4. Worse local governance

In short, when candidates lose the ability to make their case on the basis of personal merit, and are forced to rely instead of partisan signaling, better candidates will suffer and worse ones will succeed. When all that matters is the letter next to a candidate's name, there is no advantage to competence.

A highly relevant example comes from strongly Republican Haywood County, where voters last fall chose a 21 year old UNC-Asheville student with no work experience as the new county tax collector because he was labelled on the ballot as a Republican. Haywood County later had to spend more taxpayer money and assume substantially more liability to secure a surety bond as a result, because - understandably - no firm was willing to trust that Haywood's taxes would be properly collected.

Cascade these effects over municipal, county and school board seats across counties, and the consequences for competent local governance will be disastrous.

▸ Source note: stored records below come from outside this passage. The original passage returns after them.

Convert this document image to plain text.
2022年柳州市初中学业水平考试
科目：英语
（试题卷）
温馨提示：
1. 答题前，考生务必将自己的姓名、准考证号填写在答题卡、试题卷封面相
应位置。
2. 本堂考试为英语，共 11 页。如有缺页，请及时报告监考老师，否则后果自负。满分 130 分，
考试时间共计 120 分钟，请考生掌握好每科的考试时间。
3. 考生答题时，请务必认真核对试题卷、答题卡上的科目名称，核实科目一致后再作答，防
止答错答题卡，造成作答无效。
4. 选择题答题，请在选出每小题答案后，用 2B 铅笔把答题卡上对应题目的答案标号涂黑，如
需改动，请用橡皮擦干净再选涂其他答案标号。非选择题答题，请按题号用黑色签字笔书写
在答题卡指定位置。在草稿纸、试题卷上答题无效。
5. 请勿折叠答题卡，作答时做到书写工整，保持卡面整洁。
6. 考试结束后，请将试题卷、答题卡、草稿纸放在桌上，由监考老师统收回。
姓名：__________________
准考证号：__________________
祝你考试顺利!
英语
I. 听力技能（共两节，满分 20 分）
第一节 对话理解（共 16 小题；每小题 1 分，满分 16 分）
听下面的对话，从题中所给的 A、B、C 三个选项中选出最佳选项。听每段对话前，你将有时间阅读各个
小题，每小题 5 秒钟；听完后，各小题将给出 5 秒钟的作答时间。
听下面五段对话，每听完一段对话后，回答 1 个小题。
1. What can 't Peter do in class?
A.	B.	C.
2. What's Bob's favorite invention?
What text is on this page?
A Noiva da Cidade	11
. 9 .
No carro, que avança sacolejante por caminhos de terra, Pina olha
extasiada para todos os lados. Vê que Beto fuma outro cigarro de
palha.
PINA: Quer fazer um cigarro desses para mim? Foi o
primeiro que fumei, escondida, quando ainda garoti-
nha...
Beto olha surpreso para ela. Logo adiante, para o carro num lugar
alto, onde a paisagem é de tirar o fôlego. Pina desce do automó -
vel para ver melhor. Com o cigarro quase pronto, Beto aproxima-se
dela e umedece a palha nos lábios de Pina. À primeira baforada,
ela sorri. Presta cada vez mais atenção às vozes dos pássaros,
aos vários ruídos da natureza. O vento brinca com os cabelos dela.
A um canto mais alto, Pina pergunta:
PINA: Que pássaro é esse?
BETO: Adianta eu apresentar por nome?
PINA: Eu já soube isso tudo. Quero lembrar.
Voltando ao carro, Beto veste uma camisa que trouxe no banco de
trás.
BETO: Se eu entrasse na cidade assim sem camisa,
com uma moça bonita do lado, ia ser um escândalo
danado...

5. It won't really help Republicans that much

It's obvious that the real reason Republican lawmakers are pushing partisan elections is so that they can elect more Republicans. In counties that vote reliably Republican, making more elections partisan will logically result in more Republicans being elected.

The hitch: reliably Republican counties are mostly small in population. Of the 10 counties that gave Trump his highest margin in 2020, only one has a total voter population over 45,000 (that would be Randolph, with 95,000 voters). Republicans will surely sweep all local offices in counties like these. By comparison, the 10 highest Biden-margin counties include 6 with populations over 100,000, and collectively account for 35% of all voters in the state. (See: The political geography of a changing North Carolina)

In short, most North Carolinians will continue to live in areas where Democrats are either firmly in control of local offices, or at least highly competitive. Most or all of those areas are also trending quickly towards Democrats, making it harder and harder for Republicans to get elected - so much so that some Republicans, in a triumph of irony, have even proposed making those specific counties' elections non-partisan. (See: The Wake Republican Endangered Species Act.)

Outside of the tiny crowd of rabid partisan junkies, very few people welcome the injection of more partisan politics into their daily lives. Yet that is precisely what Republican lawmakers are now foisting upon the unwilling people of our state. The move will exacerbate the urban-rural divide even further and worsen governance across wide swaths of the state - especially in areas those same Republican lawmakers represent. As they say: partisanship is one hell of a drug.